A pig's delight is three square meals each day, according to a Swedish study on Tuesday showing swine raised in conventional indoor pens are healthier and grow fatter when fed this way.
The researchers were looking to see whether they could alter feeding times to improve the welfare of indoor pigs raised for commercial slaughter and potentially give farmers ways to better maintain their livestock.
Pigs kept outdoors eat in a more "natural" way by rooting for food throughout the day and gobbling it up in smaller quantities, something the researchers thought the penned hogs might prefer, said Eva Persson of the Swedish University of Agricultural Sciences who led the study.
"We thought if we could increase the time a pig spent feeding it could have had a positive impact on their well-being," Persson said. "If you look at pigs outdoors their natural behavior is to more or less eat all day."

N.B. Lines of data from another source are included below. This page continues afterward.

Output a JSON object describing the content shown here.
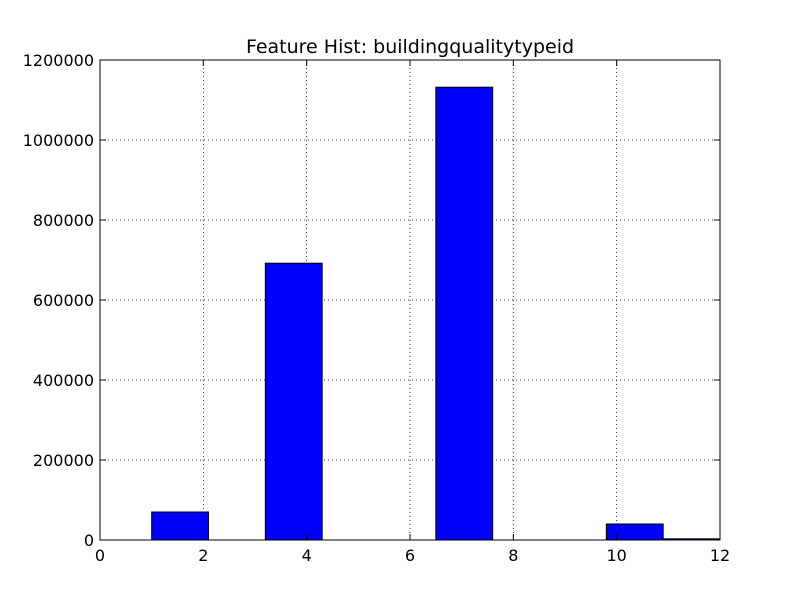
{
  "chart_data": {
    "type": "bar",
    "title": "Feature Hist: buildingqualitytypeid",
    "xlabel": "",
    "ylabel": "",
    "xlim": [
      0,
      12
    ],
    "ylim": [
      0,
      1200000
    ],
    "x_ticks": [
      0,
      2,
      4,
      6,
      8,
      10,
      12
    ],
    "y_ticks": [
      0,
      200000,
      400000,
      600000,
      800000,
      1000000,
      1200000
    ],
    "grid": true,
    "bar_color": "#0000ff",
    "edge_color": "#000000",
    "bins": [
      {
        "x0": 1.0,
        "x1": 2.1,
        "value": 70000
      },
      {
        "x0": 3.2,
        "x1": 4.3,
        "value": 692000
      },
      {
        "x0": 6.5,
        "x1": 7.6,
        "value": 1132000
      },
      {
        "x0": 9.8,
        "x1": 10.9,
        "value": 40000
      },
      {
        "x0": 10.9,
        "x1": 12.0,
        "value": 3000
      }
    ]
  }
}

The team gave 360 indoor-raised pigs the same amount of liquid feed spaced out into either three or nine meals, she added in a telephone interview. The study did not look at any potential implications for humans.

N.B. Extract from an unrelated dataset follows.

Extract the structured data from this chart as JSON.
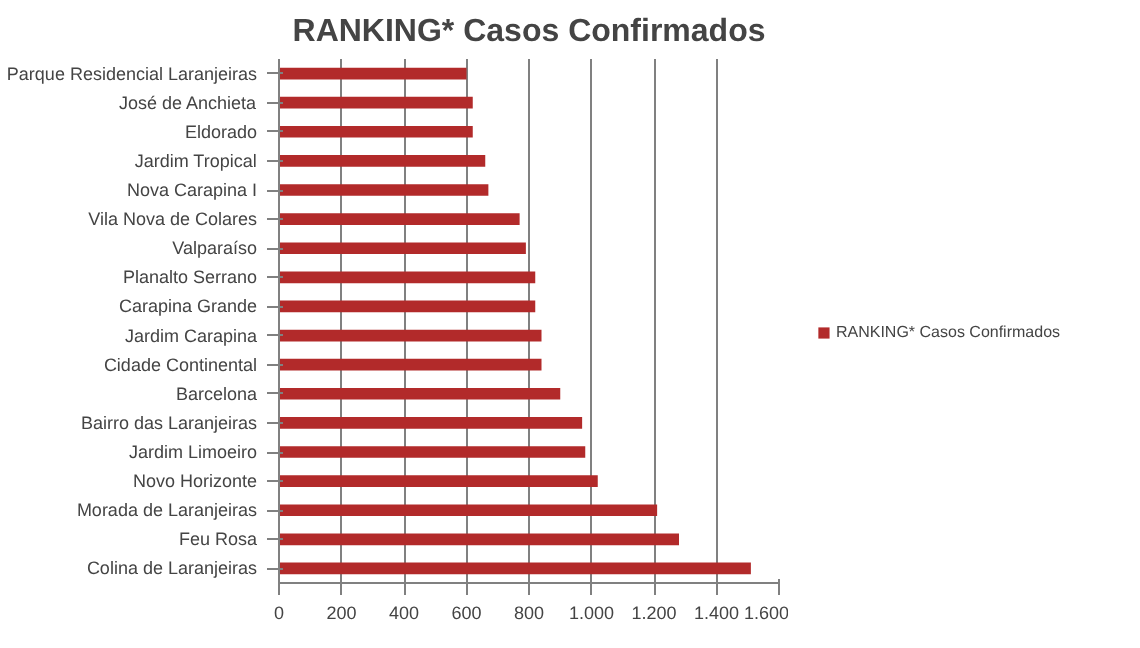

Pigs fed the "natural" way gained less weight and had an increased number of stomach lesions that could lead to ulcers compared to the animals given food three times each day, the researchers said.
"Increased daily feeding occasions among group-housed pigs resulted in a poorer daily weight gain and an increased number of stomach problems," they reported in the BioMed Central journal Acta Veterinaria Scandinavica.
"It will be of great interest to those in the farming and animal welfare fields that this study does not support increased daily feeding occasions in fattening pigs."